SSH Check Usage
Utilize SSH to check the status of devices that are blind spots in monitoring, including SAN switches.
SSH Check Integration provides the same functionality as the content of the improvement tasks.
Considerations for Configuration
A host that can communicate over the network with the monitoring target device.
Configured on the Datadog Agent. Considering the additional load generated beyond host monitoring, select an agent from a host with lower service priority.
Note: If too many instances are registered, it may cause an overhead on the Agent. It is recommended to register a maximum of 4 instances per host.
SSH Check Integration Configuration
Linux
Configuration file path: /etc/datadog-agent/conf.d/ssh_check.d/conf.yaml
Example conf.yaml configuration
The path of the private_key_file must be accessible by the Datadog account (dd-agent or ddagentuser). Copy the existing SSH connection id_rsa file to the required path for use.
Integration of the Checks type is managed by the check_runners module (default: 4). Registering too many instances may cause overhead on the Agent.
Restart the Agent after configuration
Service Check Monitor Configuration
① Pick a Service Check
- Select a service check that can be monitored. In this case, choose ssh.can_connect.② Pick monitor scope: Set scope based on tags
- Set monitoring scope
: Supports selecting scope based on tags from all hosts with the same service check.
When selecting scope conditions, they operate with AND logic.
To target all hosts, select ‘All Monitored Hosts’.
- Apply Exclusion Conditions
: Supports selecting exclusion scope based on tags.
When applying exclusion conditions, they operate with OR logic.
③ Set alert conditions: Configure alert trigger conditions▶ Set Alert Trigger Conditions
- If the Alert status persists because the situation is lifted and not resolved after an Alert occurs,
- When setting up SSH Check monitoring, select Check Alert.
a. Check Alert: Set alert conditions for each individual service. Adjust based on consecutive alert failures.
b. Cluster Alert: Set alert conditions based on the failure ratio of service checks within a cluster group.
▶ Set Group-by Conditions for Alert Triggering.
- Select the host.
▶ Set Alert Triggering and Resolution Conditions
- Configure conditions for Critical/OK states.

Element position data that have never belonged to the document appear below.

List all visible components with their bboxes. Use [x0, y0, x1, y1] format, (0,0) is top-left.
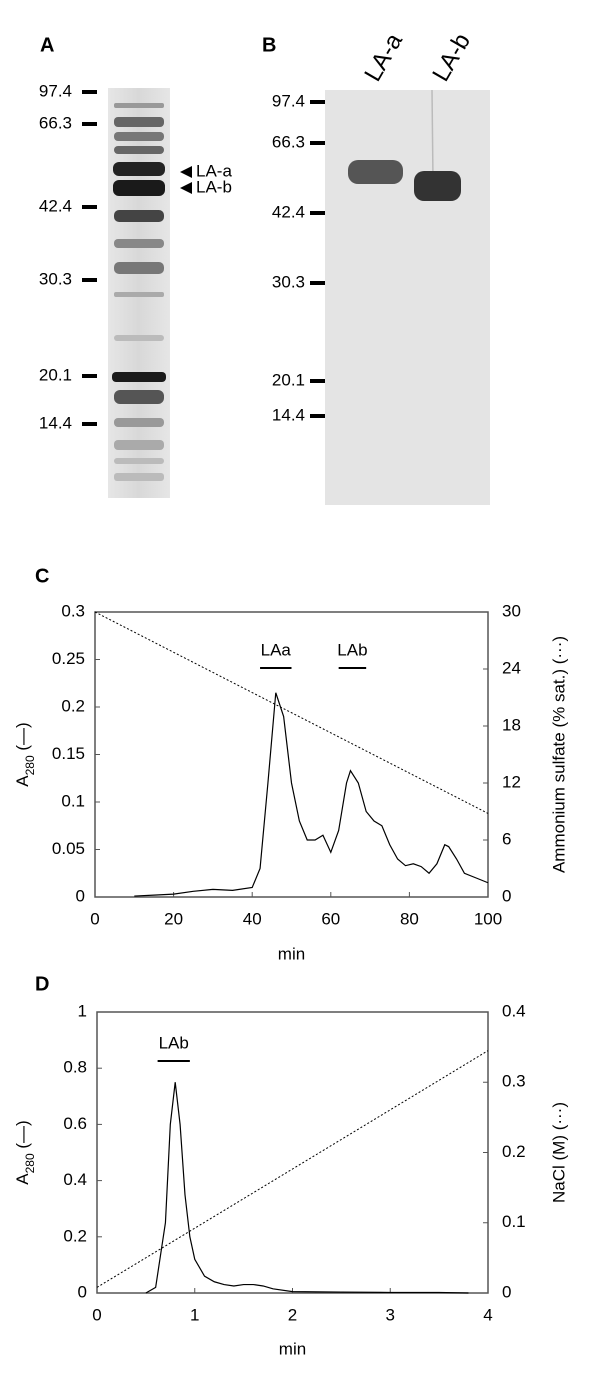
marker-label: 30.3 [39, 269, 72, 288]
y-tick-label: 0.2 [63, 1226, 87, 1245]
y-tick-label: 0.3 [61, 601, 85, 620]
series-line [96, 1050, 489, 1288]
marker-label: 66.3 [39, 113, 72, 132]
marker-label: 20.1 [272, 370, 305, 389]
plot-frame [94, 611, 489, 898]
series-line [145, 1082, 469, 1294]
x-tick-label: 0 [90, 909, 99, 928]
y2-tick-label: 0 [502, 886, 511, 905]
x-tick-label: 2 [288, 1305, 297, 1324]
panel-label: C [35, 565, 49, 587]
y-axis-label-subscript: 280 [23, 755, 37, 775]
marker-label: 66.3 [272, 132, 305, 151]
y2-axis-label: Ammonium sulfate (% sat.) (···) [549, 636, 568, 873]
marker-label: 97.4 [272, 91, 305, 110]
y-tick-label: 0.2 [61, 696, 85, 715]
y2-tick-label: 30 [502, 601, 521, 620]
y-tick-label: 1 [78, 1001, 87, 1020]
marker-label: 42.4 [272, 202, 305, 221]
series-line [94, 611, 489, 814]
y-tick-label: 0.05 [52, 839, 85, 858]
y-axis-label: A280 (—) [13, 1120, 37, 1184]
y-tick-label: 0.25 [52, 649, 85, 668]
y2-axis-label: NaCl (M) (···) [549, 1102, 568, 1203]
panel-label: D [35, 973, 49, 995]
y-tick-label: 0.15 [52, 744, 85, 763]
y2-tick-label: 0.4 [502, 1001, 526, 1020]
y-axis-label-subscript: 280 [23, 1153, 37, 1173]
y-axis-label-part: A [13, 1173, 32, 1185]
arrow-label: LA-b [196, 177, 232, 196]
x-tick-label: 4 [483, 1305, 492, 1324]
y-axis-label-part: A [13, 775, 32, 787]
y2-tick-label: 6 [502, 829, 511, 848]
gel-streak [431, 89, 434, 181]
gel-band [348, 160, 403, 184]
y-axis-label-part: (—) [13, 1120, 32, 1153]
marker-label: 42.4 [39, 196, 72, 215]
lane-label: LA-b [427, 29, 476, 86]
gel [325, 90, 490, 505]
y2-tick-label: 0 [502, 1282, 511, 1301]
arrow-label: LA-a [196, 161, 232, 180]
y-tick-label: 0.4 [63, 1170, 87, 1189]
y2-tick-label: 12 [502, 772, 521, 791]
y2-tick-label: 0.3 [502, 1072, 526, 1091]
series-line [134, 692, 489, 897]
annotation-label: LAa [261, 640, 292, 659]
x-axis-label: min [278, 944, 305, 963]
annotation-label: LAb [159, 1033, 189, 1052]
y2-tick-label: 0.1 [502, 1212, 526, 1231]
panel-label: B [262, 34, 276, 56]
lane-label: LA-a [359, 28, 408, 86]
marker-label: 97.4 [39, 81, 72, 100]
marker-label: 20.1 [39, 365, 72, 384]
x-tick-label: 60 [321, 909, 340, 928]
arrow-heads [180, 166, 192, 194]
marker-label: 14.4 [272, 405, 305, 424]
x-tick-label: 3 [386, 1305, 395, 1324]
marker-label: 14.4 [39, 413, 72, 432]
x-tick-label: 40 [243, 909, 262, 928]
y2-tick-label: 18 [502, 715, 521, 734]
x-tick-label: 100 [474, 909, 502, 928]
y-axis-label: A280 (—) [13, 722, 37, 786]
x-tick-label: 1 [190, 1305, 199, 1324]
panel-label: A [40, 34, 54, 56]
gel-bands [112, 103, 166, 481]
annotation-label: LAb [337, 640, 367, 659]
gel-band [414, 171, 461, 201]
x-tick-label: 20 [164, 909, 183, 928]
y-tick-label: 0 [76, 886, 85, 905]
x-tick-label: 0 [92, 1305, 101, 1324]
y-axis-label-part: (—) [13, 722, 32, 755]
y2-tick-label: 0.2 [502, 1142, 526, 1161]
y-tick-label: 0.8 [63, 1058, 87, 1077]
y-tick-label: 0.1 [61, 791, 85, 810]
y-tick-label: 0 [78, 1282, 87, 1301]
x-tick-label: 80 [400, 909, 419, 928]
y2-tick-label: 24 [502, 658, 521, 677]
plot-frame [96, 1011, 489, 1294]
x-axis-label: min [279, 1339, 306, 1358]
marker-label: 30.3 [272, 272, 305, 291]
y-tick-label: 0.6 [63, 1114, 87, 1133]
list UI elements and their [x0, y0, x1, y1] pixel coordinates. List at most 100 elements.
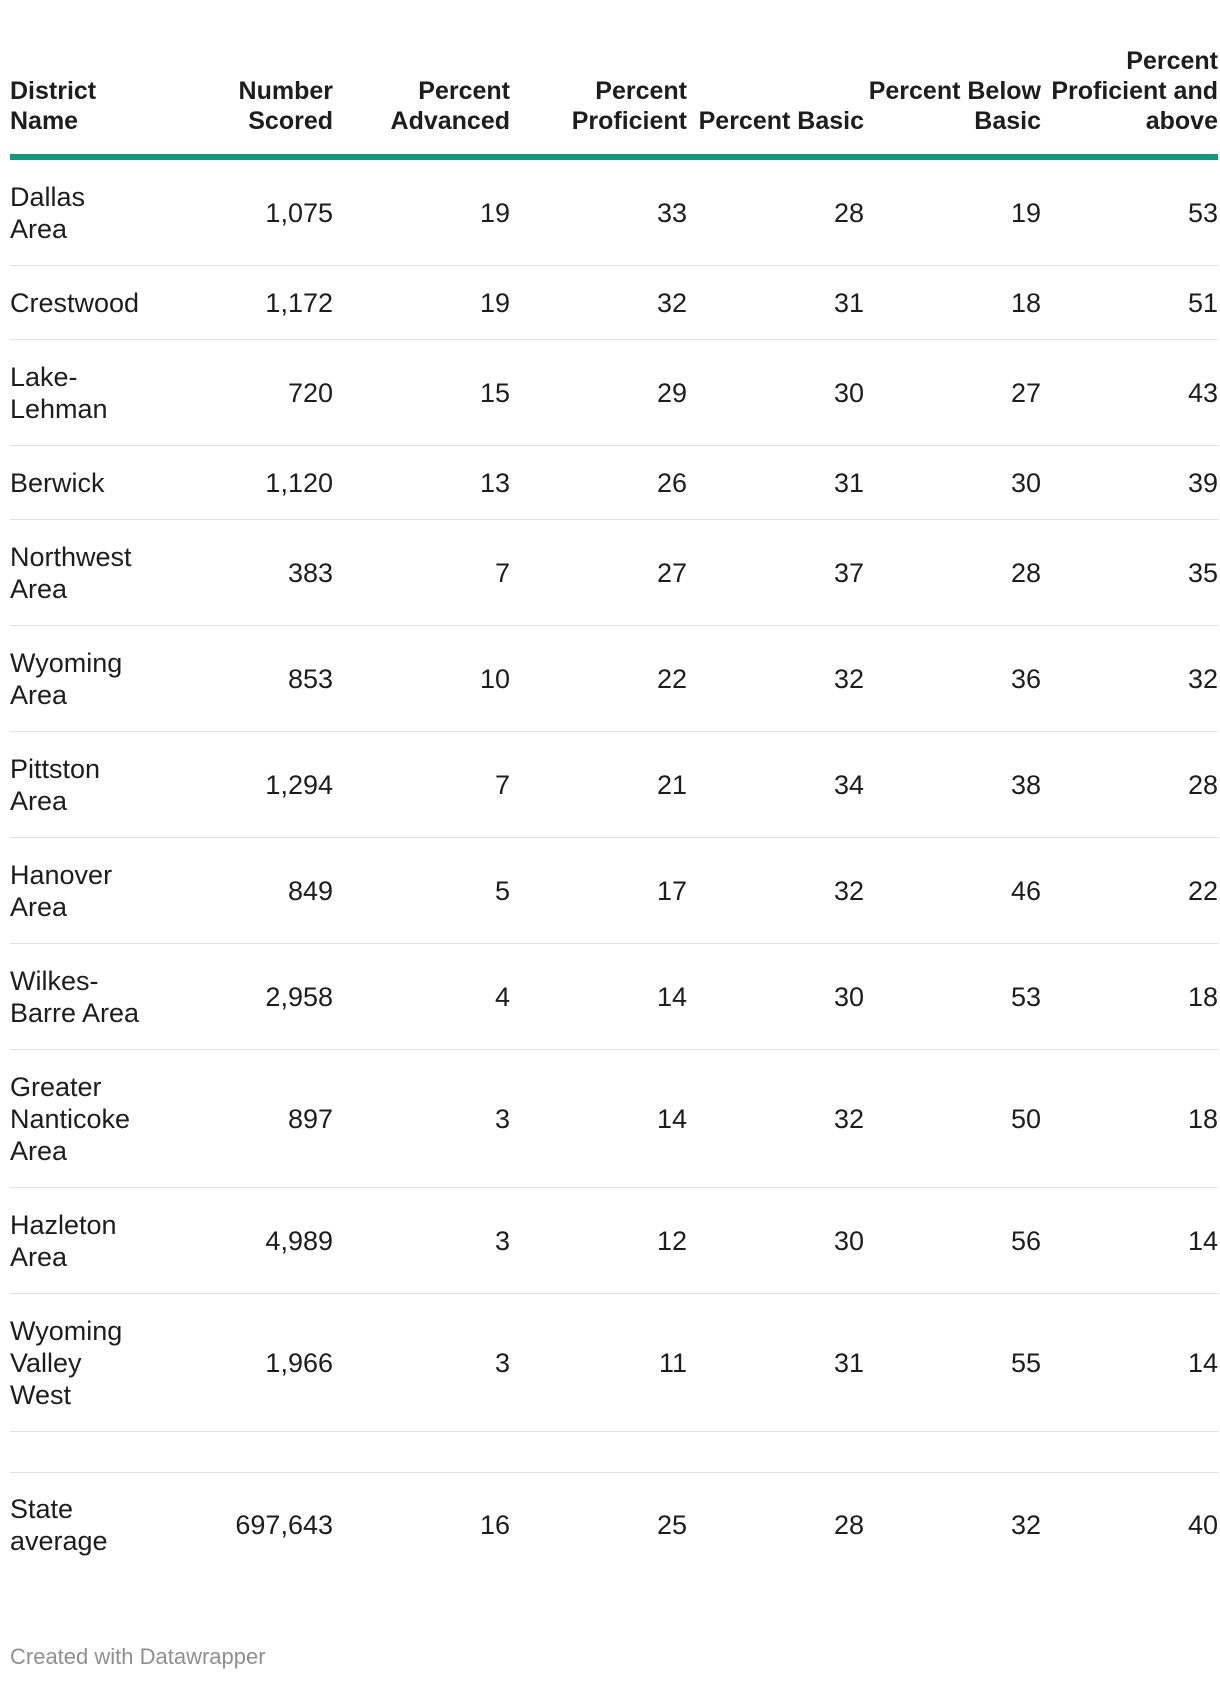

- Set consecutive failure counts for Critical / success counts for OK.
- Select 5 consecutive failures for Critical (alert triggers after 5 consecutive failures).
▶ Do not notify / Notify settings
- Configure notifications when no data is collected.
- Default is ‘Do not notify’. When set to Notify, a No-data alarm is triggered if no data is received within the set time.
▶ Auto Resolve Alert Setting
- If an alert state persists even after the issue is resolved, this function automatically resolves it after the set time.
- Default is ‘Never’, meaning auto-resolve is disabled. To enable auto-resolve, select the desired time.
This is a function that automatically resolves after a set time has passed.
- The default is ‘Never’, which does not automatically resolve. If you want to automatically resolve,
select a time.④ Notify your team: Propagation Settings
▶ Alert Title
- This is the title of the message propagated when an alert occurs.
- Example: [SSH Check][Critical] {{host.name}} ssh is not responding.
▶ Alert Message
- This is the content of the message propagated when an alert occurs.
- Example
{{#is_alert}} Occurrence Time (KST): {{local_time 'last_triggered_at' 'Asia/Seoul'}} [Critical] {{host.name}} ssh has not responded 5 times in a row. Please check. {{/is_alert}} {{#is_alert_recovery}} Occurrence Time (KST): {{local_time 'last_triggered_at' 'Asia/Seoul'}} [Critical Resolved] {{host.name}} ssh response has returned to normal. {{/is_alert_recovery}} |
▶ Use Message Template Variables
- You can check the usage of templates and variables available in the alert title and message body.
▶ Notify your services and your team members settings
- Notification channels such as opsgenie / slack / TEAMS / webhook and email are displayed.
Please set the channel or target email to propagate the alert.
▶ Content displayed settings (Message content settings)
- Configure whether to include automatically added content such as query/snapshot in the message.
▶ Include Triggering tags in notification title settings
- Displays the tag related to the target of the alert in the title when an alert occurs.
▶ Aggregation settings
- Since alerts are generated per SSH check target host, Multi Alert - Host should be selected.
▶ Renotification settings
- If an alert (Warning) or Nodata persists, it will resend alerts at the selected time interval.
▶ Tags settings
- Set tags for monitors that can be used when searching in Manage Monitors or configuring Downtime schedule.
▶ Priority settings
- Set the severity (importance) of alerts from P1 to P5.
⑤ Define permission and audit notifications
▶ Restrict editing settings
- Set the editing permissions for alerts.
- If a role is selected, all users with that role will be able to edit.
▶ Test Notifications
- Clicking the button will send a test alert to the selected channel.
▶ Create
- Clicking the button will save the configured settings.